See Note 3 of the accompanying Notes to Consolidated and Combined Financial Statements for additional information regarding regulatory matters.
Information Regarding Forward-looking Statements
This report includes forward-looking statements. These forward-looking statements are identified as any statement that does not relate strictly to historical or current facts. They use words such as “anticipate,” “believe,” “intend,” “plan,” “projection,” “forecast,” “strategy,” “position,” “continue,” “estimate,” “expect,” “may,” or the negative of those terms or other variations of them or comparable terminology. In particular, statements, express or implied, concerning future actions, conditions or events, future operating results or the ability to generate sales, income or cash flow or to pay dividends are forward-looking statements. Forward-looking statements are not guarantees of perf ormance. They involve risks, uncertainties and assumptions.
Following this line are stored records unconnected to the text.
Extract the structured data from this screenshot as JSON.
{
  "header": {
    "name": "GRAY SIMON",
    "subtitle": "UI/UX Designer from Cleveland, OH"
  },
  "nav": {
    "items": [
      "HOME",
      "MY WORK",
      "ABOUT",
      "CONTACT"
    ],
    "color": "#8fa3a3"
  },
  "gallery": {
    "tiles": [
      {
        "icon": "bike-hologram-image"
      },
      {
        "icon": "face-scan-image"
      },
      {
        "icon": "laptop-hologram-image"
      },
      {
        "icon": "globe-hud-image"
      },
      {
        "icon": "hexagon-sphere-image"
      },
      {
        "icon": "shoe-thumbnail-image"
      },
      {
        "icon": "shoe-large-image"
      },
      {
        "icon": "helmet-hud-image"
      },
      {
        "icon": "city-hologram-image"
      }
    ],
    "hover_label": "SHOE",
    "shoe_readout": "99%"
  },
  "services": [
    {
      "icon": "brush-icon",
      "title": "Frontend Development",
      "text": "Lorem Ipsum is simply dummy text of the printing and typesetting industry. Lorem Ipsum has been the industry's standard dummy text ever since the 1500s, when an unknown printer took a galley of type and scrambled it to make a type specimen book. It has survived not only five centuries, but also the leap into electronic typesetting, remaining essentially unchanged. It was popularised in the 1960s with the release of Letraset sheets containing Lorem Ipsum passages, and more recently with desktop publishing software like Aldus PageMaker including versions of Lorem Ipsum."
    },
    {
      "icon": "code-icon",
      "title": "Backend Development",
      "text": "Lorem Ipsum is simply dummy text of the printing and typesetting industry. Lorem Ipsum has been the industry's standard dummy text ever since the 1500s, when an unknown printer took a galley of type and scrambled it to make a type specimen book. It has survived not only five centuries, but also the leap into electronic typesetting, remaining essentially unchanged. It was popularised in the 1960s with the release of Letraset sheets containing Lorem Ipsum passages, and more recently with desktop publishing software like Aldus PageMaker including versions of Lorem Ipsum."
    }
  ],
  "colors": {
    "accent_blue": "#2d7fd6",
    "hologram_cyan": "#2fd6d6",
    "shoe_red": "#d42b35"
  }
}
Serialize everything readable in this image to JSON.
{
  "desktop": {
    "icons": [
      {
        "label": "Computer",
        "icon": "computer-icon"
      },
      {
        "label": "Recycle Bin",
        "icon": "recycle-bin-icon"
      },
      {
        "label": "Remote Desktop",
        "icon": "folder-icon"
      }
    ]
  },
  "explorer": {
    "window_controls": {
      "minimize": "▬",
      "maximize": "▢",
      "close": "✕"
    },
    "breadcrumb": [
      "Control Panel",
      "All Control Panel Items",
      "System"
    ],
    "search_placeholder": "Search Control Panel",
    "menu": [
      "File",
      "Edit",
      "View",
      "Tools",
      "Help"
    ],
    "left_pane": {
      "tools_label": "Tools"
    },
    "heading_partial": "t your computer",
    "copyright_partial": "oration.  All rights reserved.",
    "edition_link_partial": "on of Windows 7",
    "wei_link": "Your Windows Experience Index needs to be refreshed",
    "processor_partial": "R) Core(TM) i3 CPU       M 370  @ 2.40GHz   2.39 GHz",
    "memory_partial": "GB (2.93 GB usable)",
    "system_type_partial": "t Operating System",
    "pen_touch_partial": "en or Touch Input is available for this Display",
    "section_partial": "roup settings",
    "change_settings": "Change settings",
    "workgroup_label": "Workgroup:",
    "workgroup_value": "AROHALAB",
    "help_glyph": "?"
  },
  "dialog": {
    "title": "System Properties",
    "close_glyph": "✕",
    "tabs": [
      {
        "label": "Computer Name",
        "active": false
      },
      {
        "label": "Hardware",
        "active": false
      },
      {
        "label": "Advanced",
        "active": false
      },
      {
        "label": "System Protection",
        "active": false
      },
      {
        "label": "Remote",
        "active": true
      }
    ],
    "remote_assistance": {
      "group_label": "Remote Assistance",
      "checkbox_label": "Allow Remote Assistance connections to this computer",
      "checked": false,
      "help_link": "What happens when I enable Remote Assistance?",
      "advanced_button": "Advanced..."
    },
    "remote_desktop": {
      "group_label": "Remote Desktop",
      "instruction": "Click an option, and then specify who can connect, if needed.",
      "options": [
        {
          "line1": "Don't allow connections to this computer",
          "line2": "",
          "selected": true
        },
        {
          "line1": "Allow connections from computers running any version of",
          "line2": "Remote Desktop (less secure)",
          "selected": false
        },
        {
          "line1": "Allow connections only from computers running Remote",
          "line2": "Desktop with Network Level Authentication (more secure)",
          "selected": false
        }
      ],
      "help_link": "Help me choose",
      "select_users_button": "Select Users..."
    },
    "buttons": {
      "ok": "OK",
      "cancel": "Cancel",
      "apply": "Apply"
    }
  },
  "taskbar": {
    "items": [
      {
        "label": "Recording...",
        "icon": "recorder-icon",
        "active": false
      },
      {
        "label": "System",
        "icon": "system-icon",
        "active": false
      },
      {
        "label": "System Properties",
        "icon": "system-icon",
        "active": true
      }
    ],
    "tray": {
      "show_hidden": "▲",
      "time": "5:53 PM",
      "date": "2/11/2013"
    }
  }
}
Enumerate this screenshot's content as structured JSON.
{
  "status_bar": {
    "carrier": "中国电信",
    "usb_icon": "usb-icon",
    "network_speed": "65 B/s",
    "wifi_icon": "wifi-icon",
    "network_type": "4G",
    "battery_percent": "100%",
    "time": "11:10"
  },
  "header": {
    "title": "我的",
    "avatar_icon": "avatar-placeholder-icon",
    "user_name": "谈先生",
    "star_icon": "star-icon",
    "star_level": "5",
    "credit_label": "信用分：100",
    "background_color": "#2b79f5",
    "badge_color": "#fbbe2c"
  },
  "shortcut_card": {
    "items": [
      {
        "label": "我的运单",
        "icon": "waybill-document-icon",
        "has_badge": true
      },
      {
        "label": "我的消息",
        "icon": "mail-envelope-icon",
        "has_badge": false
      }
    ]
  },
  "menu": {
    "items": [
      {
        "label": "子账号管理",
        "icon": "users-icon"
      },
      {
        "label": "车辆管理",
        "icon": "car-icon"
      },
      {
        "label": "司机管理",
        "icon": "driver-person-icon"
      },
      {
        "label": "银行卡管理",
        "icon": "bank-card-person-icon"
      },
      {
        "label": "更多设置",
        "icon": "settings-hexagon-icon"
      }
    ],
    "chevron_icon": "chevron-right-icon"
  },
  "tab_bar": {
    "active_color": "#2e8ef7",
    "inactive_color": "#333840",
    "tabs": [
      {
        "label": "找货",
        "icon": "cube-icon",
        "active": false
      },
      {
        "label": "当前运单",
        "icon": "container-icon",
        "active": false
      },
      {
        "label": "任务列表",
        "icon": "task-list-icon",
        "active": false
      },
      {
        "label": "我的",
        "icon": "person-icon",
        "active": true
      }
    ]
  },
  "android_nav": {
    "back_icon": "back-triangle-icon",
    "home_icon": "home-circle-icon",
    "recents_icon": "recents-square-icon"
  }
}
Future actions, conditions or events and future results of operations may differ materially from those expressed in these forward-looking statements. Many of the factors that will determine these results are beyond our ability to control or predict. Specific factors that could cause actual results to differ from those in the forward-looking statements include:
price trends and overall demand for natural gas in the United States;
economic activity, weather, alternative energy sources, conservation and technological advances that may affect price trends and demand;
changes in our tariff rates, including our recovery of fuel in-kind from shippers on our pipeline systems;
our ability to expand our facilities;
changes in laws or regulations, third-party relations and approvals, decisions of courts, regulators and governmental bodies that may adversely affect our business or our ability to compete;
our indebtedness could make us vulnerable to general adverse economic and industry conditions, limit our ability to borrow additional funds and/or place us at competitive disadvantages compared to our competitors that have less debt or have other adverse consequences;
interruptions of electric power supply to our facilities due to natural disasters, power shortages, strikes, riots, terrorism, war or other causes;
our ability to obtain insurance coverage without a significant level of self-retention of risk;
acts of nature, sabotage, terrorism or other acts causing damage greater than our insurance coverage limits;
inflation;
interest rates; and
the timing and success of business development efforts.
You should not put undue reliance on any forward-looking statements. We disclaim any obligation to update the above list or to announce publicly the result of any revisions to any of the forward-looking statements to reflect future events or developments.